Released: 2017, Art Gates Records
Reviewer: Peter Atkinson
If good things come to those who wait, then Germany's Rebel Souls deserve some kind of special prize. The death metallers formed in 2000 and recorded a several demos – including the nearly hour-long Estrangement.Disillusion.Frost in 2002 - before school, work and, in one case, a move to Spain put the band on ice.
A decade later, bassist/vocalist Stefan Hielscher and guitarist Thomas Plewnia decided to dust off and re-record some of the bygone material, give it a proper mix and see what happened from there. One thing led to another and now here were are, after 17 years, with a full, genuine debut album. And it actually sounds worth all the time and effort.
Hielscher and Plewnia were able to enlist Vader/Divine Chaos drummer James Stewart to play on the album and spend enough time in the studio to give the long-awaited The Forces of Darkness a suitably resonant presentation. The results are somewhat short – 28 minutes, and that includes the acoustic opener "The Awakening" – but pretty sweet.

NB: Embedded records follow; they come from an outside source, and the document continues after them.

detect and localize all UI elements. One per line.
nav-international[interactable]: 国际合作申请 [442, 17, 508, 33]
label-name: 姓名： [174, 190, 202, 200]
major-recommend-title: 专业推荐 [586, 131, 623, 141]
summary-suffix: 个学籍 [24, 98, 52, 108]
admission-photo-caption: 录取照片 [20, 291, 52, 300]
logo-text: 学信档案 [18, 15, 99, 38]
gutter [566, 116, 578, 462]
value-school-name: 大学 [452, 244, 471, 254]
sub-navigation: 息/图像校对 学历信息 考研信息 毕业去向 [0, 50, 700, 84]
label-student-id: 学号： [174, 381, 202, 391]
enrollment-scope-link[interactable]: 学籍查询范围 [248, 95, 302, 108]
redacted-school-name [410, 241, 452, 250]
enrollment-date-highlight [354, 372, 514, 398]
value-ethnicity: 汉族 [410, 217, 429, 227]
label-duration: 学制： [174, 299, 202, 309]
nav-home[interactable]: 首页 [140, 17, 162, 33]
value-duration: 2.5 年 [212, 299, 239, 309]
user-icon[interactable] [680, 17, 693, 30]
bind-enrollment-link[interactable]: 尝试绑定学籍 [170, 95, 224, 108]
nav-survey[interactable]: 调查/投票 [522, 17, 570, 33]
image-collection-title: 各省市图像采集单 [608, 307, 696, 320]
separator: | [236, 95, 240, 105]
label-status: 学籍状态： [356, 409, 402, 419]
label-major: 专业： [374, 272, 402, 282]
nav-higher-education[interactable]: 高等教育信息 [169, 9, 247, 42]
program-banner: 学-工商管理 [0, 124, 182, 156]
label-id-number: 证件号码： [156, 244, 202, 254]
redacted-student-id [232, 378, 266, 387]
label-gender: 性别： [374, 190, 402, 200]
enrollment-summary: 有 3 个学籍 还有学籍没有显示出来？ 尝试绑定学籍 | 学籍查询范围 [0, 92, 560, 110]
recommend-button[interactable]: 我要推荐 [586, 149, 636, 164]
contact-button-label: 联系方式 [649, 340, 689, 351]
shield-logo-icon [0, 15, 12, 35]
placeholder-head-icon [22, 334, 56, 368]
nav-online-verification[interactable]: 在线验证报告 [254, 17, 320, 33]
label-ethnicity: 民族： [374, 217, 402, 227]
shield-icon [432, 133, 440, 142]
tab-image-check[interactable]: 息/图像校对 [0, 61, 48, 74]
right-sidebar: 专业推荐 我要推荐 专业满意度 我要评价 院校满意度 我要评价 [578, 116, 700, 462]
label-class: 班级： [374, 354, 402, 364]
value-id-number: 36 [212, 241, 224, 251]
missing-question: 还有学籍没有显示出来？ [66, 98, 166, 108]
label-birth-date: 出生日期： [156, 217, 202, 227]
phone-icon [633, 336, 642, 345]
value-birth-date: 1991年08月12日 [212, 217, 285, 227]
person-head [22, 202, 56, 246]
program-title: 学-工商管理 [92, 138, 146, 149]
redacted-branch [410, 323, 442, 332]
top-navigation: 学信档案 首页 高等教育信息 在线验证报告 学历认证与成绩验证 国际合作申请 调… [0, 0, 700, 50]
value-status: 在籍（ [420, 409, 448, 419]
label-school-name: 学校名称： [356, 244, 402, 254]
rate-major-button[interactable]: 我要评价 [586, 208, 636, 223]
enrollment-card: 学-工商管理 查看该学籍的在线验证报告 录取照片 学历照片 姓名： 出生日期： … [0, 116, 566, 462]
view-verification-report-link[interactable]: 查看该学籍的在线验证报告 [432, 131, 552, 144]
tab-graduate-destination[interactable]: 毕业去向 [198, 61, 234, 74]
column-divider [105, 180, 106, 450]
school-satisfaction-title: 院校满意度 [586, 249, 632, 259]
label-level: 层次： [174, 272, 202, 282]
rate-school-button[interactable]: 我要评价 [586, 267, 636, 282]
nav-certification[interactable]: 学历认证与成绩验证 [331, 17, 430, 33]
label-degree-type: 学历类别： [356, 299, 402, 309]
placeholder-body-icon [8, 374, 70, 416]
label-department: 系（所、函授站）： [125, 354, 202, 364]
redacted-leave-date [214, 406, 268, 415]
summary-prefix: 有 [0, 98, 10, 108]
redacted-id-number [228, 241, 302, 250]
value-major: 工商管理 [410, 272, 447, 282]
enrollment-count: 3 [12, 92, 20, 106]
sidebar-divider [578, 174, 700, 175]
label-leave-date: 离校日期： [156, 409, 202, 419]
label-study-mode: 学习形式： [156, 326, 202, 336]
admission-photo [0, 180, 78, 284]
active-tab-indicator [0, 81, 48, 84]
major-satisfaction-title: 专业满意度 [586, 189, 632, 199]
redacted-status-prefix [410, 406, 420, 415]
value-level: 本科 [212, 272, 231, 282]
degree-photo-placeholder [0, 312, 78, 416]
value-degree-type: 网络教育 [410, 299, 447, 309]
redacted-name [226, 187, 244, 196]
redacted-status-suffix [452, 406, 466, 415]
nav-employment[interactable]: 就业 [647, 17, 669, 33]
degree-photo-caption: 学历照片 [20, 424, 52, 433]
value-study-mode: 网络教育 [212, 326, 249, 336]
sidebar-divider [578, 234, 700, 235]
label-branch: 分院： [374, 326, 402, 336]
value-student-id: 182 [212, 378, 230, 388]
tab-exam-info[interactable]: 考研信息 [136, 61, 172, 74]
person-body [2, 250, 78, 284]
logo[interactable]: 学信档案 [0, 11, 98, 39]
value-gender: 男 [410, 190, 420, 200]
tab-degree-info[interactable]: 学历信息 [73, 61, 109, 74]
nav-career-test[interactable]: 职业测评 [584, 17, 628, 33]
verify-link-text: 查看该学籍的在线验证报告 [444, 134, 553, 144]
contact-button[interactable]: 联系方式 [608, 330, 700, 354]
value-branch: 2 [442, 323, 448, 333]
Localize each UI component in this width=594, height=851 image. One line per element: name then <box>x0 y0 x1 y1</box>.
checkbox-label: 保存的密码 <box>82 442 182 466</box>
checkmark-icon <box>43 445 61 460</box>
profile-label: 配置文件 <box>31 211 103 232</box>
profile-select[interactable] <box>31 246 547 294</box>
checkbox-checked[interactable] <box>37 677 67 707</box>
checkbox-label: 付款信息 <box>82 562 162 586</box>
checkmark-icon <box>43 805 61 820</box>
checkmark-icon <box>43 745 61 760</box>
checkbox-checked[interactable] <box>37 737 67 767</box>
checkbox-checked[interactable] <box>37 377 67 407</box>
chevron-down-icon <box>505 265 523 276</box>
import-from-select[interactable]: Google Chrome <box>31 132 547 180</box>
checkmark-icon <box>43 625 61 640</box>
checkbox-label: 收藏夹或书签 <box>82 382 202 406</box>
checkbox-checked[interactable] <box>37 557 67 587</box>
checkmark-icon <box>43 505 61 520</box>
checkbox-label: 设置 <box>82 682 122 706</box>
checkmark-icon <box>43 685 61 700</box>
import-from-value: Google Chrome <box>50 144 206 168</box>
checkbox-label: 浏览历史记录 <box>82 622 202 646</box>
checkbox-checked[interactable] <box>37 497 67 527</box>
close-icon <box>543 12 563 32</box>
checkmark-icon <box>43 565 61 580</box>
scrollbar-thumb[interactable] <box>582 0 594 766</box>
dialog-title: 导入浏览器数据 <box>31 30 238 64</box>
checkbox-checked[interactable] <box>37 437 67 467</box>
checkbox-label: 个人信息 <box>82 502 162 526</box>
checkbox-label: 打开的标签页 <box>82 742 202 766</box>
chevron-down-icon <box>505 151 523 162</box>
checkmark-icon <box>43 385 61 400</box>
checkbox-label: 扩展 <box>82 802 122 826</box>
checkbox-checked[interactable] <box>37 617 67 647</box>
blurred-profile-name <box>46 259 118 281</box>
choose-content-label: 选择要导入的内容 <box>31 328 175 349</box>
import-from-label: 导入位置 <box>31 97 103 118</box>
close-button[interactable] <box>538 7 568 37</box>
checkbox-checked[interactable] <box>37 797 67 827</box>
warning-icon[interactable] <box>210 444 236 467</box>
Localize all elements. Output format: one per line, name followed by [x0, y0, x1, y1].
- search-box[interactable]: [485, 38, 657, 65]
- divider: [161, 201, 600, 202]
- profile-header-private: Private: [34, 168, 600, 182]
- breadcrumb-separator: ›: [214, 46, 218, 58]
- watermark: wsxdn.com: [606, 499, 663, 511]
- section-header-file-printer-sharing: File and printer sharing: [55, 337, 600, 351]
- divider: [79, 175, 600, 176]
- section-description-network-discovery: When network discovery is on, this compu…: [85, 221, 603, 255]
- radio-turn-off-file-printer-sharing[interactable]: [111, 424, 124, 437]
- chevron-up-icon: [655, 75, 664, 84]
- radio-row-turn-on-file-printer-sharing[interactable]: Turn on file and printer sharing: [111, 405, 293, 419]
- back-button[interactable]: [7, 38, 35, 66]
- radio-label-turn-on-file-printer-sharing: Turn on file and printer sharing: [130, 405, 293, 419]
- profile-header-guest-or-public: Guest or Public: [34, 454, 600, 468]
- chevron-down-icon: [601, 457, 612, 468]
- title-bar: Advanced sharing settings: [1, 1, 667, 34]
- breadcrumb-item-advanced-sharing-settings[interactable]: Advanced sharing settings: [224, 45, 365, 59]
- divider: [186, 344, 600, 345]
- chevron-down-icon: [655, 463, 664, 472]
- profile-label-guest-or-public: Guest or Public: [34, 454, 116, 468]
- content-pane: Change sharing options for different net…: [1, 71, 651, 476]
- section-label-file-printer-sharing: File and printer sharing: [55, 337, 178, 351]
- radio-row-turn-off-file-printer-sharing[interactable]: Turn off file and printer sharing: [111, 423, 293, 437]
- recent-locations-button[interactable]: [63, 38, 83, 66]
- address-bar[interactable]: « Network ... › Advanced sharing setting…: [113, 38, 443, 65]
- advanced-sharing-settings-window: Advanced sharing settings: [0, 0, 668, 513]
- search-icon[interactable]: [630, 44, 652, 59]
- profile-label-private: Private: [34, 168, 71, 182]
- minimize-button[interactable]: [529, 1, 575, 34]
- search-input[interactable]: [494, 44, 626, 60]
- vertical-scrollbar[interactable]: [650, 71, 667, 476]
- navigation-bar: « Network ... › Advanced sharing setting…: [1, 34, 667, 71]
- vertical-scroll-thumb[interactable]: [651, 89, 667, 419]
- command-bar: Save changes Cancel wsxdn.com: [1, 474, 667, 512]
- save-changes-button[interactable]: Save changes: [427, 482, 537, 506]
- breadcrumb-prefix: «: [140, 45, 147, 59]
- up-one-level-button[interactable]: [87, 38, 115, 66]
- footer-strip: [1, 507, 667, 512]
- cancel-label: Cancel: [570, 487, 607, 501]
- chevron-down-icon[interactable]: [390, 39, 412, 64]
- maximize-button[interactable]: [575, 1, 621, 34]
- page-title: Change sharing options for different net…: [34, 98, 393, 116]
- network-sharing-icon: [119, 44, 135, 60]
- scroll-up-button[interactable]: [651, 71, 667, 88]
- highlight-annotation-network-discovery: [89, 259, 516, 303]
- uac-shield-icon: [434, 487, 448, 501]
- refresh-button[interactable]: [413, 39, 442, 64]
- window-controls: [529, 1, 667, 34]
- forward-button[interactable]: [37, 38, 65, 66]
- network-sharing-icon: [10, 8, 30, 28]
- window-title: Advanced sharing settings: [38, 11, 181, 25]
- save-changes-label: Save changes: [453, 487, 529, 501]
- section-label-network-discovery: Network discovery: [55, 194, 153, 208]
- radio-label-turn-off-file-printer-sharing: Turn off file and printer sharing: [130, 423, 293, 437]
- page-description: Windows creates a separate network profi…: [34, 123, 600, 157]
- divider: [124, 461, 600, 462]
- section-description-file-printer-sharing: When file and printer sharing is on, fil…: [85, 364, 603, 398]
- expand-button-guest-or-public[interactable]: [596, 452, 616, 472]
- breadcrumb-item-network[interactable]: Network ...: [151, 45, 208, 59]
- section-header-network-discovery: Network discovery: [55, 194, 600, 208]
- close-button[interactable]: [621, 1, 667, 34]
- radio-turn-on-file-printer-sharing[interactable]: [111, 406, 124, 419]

Rebel Souls wring just everything the can out of the album's eight songs – or at least the last seven. The urgency is apparent from the outset as "The Awakening" gives way to the careening "Descent" that launches with a furious scream from Hielscher, a blast-beat barrage from Stewart and Plewnia's fleet, agile riffing.
"Acrimony" essentially poaches the clangorous drum intro from Slayer's "Raining Blood" before ripping into tech-death mode that continues with "Decay Of A God." The adrenaline keeps pumping until "Doomsday" brings things to a close with vintage Metallica-like panache – its acoustic guitar strains book-ending epic death/thrash tumult.
Even though these songs have been kicking around since the band's first demo Dark Forces in 2001, indeed the track listing here is all but the same, they sound remarkably current – though, truth be told I have not heard the originals, so I don't know how much they may have been overhauled in the re-recording process, if indeed they were. Regardless, even though Rebel Souls never really got off the ground back in the day, the material has stood the test of time.
And given the sheer volume of the Estrangement.Disillusion.Frost demo, they've still got plenty more in reserve. So even though this is the first most people are really hearing of Rebel Souls after all this time, perhaps it won't be the last. And I, for one, am pretty psyched about that.